Before Ruud introduced his new appliance to the world, having warm water meant continually heating buckets or pots of water on a stove or over an open fire. Of course, when these appliances malfunction, the old ways of doing things quickly come back into play. Certain malfunctions are common. Though some of them require any professional water heater repair phoenix az, others can easily be remedied with a little patience and a few standard household tools.
No Hot Water
Having absolutely no hot water on tap could stem from several problems; either way, it’s a significant inconvenience. In some cases, this is caused by a tripped circuit breaker and can be fixed by simply flipping the breaker back to its working position. Water heaters also have hidden reset buttons that are known to trip from time to time. You’ll need to remove a panel on the tank itself to reveal this secret magic switch. From there, press the button and wait an hour or so.
Snuffed pilot lights are also common culprits in a lack of hot water whether the unit is gas or electric. Long grill lighters help reverse this issue.
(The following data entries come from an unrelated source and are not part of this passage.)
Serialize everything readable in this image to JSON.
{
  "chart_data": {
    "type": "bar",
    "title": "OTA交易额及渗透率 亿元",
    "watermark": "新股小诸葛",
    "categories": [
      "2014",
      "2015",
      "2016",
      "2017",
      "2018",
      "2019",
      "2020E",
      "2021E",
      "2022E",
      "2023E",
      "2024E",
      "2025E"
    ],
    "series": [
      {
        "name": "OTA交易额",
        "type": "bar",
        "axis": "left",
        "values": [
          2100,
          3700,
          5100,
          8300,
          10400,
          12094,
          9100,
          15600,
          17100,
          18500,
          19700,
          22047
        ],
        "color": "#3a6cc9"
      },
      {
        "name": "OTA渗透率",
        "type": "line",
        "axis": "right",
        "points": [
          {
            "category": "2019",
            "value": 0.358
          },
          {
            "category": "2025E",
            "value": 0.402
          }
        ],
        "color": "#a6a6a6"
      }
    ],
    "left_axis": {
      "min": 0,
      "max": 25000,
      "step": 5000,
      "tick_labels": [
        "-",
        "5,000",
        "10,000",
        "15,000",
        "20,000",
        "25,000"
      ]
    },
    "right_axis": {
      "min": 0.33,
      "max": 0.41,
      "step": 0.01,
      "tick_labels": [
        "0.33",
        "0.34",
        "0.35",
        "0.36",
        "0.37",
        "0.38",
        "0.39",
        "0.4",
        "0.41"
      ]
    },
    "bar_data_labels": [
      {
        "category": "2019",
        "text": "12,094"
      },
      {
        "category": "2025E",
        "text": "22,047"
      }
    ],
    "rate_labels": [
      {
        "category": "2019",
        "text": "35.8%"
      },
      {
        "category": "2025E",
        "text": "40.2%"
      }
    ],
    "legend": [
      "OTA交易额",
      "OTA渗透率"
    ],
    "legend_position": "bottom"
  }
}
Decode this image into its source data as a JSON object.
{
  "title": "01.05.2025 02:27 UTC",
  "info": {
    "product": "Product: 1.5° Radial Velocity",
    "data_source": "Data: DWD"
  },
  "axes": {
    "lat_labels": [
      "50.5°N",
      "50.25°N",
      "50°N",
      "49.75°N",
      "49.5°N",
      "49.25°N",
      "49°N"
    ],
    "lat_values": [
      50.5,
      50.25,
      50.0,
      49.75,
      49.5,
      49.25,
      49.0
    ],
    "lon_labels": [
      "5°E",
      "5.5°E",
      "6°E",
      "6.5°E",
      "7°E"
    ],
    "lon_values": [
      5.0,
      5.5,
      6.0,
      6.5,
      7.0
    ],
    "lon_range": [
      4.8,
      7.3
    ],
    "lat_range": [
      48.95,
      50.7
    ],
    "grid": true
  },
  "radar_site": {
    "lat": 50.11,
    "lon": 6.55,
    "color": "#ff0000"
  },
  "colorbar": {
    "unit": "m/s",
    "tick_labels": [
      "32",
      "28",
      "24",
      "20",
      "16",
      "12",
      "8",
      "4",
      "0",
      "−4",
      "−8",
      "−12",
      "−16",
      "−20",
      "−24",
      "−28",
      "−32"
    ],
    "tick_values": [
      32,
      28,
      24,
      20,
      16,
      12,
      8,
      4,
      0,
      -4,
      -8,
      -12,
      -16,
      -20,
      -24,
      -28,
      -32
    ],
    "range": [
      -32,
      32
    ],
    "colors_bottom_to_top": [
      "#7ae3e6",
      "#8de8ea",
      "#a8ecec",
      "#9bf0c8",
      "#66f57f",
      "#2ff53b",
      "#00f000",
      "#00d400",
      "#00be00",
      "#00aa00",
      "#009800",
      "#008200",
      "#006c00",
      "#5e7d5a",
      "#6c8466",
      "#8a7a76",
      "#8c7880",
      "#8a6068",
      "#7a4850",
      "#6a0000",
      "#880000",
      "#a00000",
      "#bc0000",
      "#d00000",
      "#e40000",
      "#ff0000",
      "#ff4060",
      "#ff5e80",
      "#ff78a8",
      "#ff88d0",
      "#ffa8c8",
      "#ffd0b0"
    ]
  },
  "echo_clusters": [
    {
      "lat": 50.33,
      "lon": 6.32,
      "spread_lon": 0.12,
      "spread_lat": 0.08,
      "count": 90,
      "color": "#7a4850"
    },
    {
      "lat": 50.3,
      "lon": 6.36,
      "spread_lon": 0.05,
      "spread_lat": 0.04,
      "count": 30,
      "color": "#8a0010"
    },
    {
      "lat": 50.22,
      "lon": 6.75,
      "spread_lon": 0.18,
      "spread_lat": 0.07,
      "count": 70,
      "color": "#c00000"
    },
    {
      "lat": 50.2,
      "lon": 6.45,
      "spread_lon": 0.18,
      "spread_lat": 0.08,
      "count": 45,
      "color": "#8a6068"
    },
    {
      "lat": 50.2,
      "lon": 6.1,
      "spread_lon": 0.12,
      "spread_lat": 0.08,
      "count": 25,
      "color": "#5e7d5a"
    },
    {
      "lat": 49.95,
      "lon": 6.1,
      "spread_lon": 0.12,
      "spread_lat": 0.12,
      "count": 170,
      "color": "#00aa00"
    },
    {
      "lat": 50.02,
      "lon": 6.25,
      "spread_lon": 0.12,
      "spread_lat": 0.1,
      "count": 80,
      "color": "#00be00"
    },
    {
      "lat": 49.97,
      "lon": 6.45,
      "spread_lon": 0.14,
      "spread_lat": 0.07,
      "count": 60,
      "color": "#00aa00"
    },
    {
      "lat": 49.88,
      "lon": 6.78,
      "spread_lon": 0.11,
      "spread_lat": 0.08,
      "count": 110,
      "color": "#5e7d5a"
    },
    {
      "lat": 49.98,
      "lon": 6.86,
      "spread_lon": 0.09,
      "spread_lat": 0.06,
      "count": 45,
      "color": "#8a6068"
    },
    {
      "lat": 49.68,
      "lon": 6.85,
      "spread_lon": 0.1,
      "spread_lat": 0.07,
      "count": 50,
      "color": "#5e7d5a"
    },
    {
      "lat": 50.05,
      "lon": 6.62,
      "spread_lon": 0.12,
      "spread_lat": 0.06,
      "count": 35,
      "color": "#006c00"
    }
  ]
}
Keep in mind, if the pilot light goes out frequently or tripped reset buttons or breakers become a recurring situation, this is most likely a sign of more extensive problems, so the water heater should be inspected and repaired accordingly.
Not Enough Hot Water
In instances where hot water is available but doesn’t get hot enough or last very long, you may need to adjust the temperature setting. This may require removing an exterior panel, and various screwdrivers may be required for the process. According to a popular finance blog as well as numerous other sources, the recommended temperature setting for a water heater is 120 degrees Fahrenheit for safety and energy-saving purposes. This can easily be upped, though.
Insufficient hot water could also mean a heating element has burned out or is on the brink of doing so. Most units have heating elements on the top as well as the bottom, and they rarely go out at the same time. These aren’t terribly difficult to change out, but having at least some knowledge of appliances, plumbing and electricity helps speed up and simplify the process.
As noted in a Popular Mechanics write-up, water heaters have numerous pipes, fittings and connections. Water intakes are in place as are outlets that branch out to various rooms of the home. This makes finding the exact source of a leak and repairing it particularly tricky.
Check for excess moisture on top of the water heater first. This could mean the top pipes or fittings are loose and just need to be tightened. Leaks on the bottom of the tank could be due to worn gaskets, a faulty temperature and pressure valve or a crack in the tank itself.
Water heaters bring about a number of conveniences. Though they’re built to last 10 years or so, some parts and connections tend to wear out in the meantime. While some problems are easy to spot and repair, professional intervention may be necessary in certain cases.